PMQ analysis: Brown fights back

Gordon Brown comes out on top in PMQs
Gordon Brown comes out on top in PMQs

Gordon Brown looked every inch the statesman as he put in one of his best performances in prime minister's questions.

The announcement of a major policy decision certainly helped matters, effectively nullifying David Cameron's first three questions.

But when things got tougher in the second half of the leader of the opposition's questions Mr Brown responded strongly, easily brushing aside the uncharacteristically weak line of questioning adopted by the Conservative leader.

Some might quibble with Downing Street's decision to use PMQs for a big foreign policy announcement, but the Labour backbenches weren't complaining. The British government is banning Zimbabwe's cricketers from touring here as a punishment against Robert Mugabe's electoral misbehaviours, Mr Brown revealed. Economic sanctions are also being imposed.

The measures met with approval by all parts of the Commons - and there is nothing so encouraging for a prime minister than unanimity. "I believe that the whole world has woken up to the evils that have been going on in Zimbabwe," he said. The simple fact is Mr Brown is leading the world against the Mugabe regime. He is at his best as a statesman, and it showed.

Mr Cameron's concern over the precise definition of "legitimacy", by comparison, seemed less impressive. Perhaps he sensed William Hague's demands for recognition of the Zimbabwe state to be dropped were on the wrong tack. Where he suggested "visa bans" on Mugabe and his cronies, Mr Brown had the perfect response: They are being considered. So there.

The prime minister's confidence seemed buoyed by this early exchange and brushed off the questions from backbenchers which followed. He was unperturbed by Liberal Democrat leader Nick Clegg, who continued to call for citizenship for all Gurkha veterans. And he underlined his commitment to tackling child poverty in response to a question from Tony Lloyd, attacking the Conservatives' failure on that issue before 1997.

Mr Cameron could only get better for his remaining questions.

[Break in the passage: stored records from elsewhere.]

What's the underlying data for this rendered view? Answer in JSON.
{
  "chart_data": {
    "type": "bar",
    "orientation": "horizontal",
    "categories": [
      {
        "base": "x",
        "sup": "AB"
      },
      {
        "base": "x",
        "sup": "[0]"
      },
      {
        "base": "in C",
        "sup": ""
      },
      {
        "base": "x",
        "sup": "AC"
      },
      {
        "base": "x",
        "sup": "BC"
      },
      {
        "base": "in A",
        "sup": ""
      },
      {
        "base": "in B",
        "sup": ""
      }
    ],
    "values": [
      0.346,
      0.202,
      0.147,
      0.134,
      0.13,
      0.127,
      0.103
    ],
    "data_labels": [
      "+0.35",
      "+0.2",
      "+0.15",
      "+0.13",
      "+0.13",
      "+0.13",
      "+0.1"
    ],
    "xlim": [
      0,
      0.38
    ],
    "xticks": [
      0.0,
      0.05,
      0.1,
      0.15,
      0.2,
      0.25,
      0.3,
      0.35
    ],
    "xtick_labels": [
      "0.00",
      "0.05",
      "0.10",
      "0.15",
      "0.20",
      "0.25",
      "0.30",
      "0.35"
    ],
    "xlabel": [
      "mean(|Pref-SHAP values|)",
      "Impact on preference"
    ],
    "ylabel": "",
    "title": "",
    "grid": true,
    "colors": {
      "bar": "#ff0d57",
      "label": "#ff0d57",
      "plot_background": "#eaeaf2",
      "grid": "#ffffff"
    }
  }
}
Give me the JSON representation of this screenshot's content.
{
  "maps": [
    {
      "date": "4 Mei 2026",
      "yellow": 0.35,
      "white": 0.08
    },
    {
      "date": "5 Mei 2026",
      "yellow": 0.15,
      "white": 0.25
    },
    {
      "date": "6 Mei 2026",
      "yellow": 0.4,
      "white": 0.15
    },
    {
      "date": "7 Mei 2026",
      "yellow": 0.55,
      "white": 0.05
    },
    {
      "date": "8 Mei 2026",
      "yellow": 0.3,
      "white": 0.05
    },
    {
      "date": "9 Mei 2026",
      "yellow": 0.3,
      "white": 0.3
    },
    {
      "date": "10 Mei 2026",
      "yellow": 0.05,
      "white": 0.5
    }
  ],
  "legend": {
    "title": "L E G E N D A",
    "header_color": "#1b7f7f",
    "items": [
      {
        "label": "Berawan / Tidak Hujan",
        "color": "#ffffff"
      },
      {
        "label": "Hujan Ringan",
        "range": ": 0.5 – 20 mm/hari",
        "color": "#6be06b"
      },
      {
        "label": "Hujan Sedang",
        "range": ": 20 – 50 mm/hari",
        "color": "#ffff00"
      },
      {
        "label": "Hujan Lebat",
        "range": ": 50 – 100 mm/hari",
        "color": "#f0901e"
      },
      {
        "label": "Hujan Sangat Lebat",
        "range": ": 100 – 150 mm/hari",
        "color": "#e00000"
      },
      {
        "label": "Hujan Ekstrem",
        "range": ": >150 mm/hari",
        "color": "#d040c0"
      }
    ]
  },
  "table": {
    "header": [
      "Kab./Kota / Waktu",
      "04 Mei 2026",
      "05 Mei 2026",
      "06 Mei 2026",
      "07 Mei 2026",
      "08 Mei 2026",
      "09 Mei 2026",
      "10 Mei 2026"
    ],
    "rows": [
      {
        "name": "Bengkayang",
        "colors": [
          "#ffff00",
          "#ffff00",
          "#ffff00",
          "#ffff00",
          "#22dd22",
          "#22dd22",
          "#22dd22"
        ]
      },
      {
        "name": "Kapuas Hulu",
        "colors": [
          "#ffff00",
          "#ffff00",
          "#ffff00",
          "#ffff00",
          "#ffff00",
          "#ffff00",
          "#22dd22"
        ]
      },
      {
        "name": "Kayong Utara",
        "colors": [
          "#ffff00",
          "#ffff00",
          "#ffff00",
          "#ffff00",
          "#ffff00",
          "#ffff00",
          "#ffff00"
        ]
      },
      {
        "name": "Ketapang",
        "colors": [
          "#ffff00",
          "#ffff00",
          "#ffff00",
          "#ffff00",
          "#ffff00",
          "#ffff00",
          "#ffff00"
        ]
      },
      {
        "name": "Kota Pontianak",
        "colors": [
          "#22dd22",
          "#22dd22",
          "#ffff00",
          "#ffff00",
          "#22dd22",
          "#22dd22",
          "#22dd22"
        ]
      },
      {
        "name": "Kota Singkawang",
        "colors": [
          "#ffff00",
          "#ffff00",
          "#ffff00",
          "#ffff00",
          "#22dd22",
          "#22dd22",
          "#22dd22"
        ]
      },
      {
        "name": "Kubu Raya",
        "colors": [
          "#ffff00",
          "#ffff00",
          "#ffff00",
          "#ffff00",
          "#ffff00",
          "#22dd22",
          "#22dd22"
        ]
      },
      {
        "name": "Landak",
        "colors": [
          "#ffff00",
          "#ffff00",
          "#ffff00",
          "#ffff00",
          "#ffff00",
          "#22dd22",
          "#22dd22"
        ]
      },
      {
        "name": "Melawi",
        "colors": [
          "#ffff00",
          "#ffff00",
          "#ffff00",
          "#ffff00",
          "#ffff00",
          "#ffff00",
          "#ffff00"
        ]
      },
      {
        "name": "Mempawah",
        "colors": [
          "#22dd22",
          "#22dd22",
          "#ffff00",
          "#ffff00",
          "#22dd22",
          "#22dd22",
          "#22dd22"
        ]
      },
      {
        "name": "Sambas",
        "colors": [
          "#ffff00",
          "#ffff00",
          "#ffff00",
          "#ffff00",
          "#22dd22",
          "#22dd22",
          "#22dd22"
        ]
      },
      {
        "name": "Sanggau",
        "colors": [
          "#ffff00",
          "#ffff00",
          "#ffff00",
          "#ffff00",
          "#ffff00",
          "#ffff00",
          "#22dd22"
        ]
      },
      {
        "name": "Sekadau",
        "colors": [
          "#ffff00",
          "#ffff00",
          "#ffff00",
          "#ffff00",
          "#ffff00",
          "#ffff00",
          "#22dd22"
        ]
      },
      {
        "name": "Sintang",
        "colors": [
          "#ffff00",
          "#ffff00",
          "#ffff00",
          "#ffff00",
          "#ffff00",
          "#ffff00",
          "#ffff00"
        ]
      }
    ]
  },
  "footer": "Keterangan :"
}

He focused on the impending public sector strikes and sought to focus his attack on Labour's closeness to the unions. He has a point - Labour has slipped back, in percentage terms, in its reliance on the unions for funding - but Mr Brown was having none of it.

He was scornful of the suggestion that union-bashing legislation will not be discussed and described the new three-year pay deals with the public sector as being unique, a barrier against inflation and providing stability for the future.

At this point the session reached its crux: Mr Brown continued his bad habit of responding to Mr Cameron with questions rather than answers. Mr Cameron pounced: "If you want to ask us questions, you've had a year in office; why not call an election?" he asked to uproar.

"As he lurches to the left, shouldn't we all conclude that New Labour is dead and buried?"

Mr Brown's response came close to the mythical clunking fist - once anticipated, never yet fully seen.

He decried "the same old Tory party" which "can't even talk to the trade unions" and repeated the refrain "we're deciding, they ducked it" on numerous policy issues.

"For him, politics is just showbusiness. It's opposition for opposition's sake. You can get by with substance some of the time, you can't get by without substance all of the time," the prime minister finished with relish.

Regular readers of this analysis will have grown weary of Mr Brown's constant drubbing in PMQs. This time, thank the Lord, it was different. In a week of miserable assessments of Mr Brown's first year in power, the prime minister looks like finishing his first 12 months with a flourish.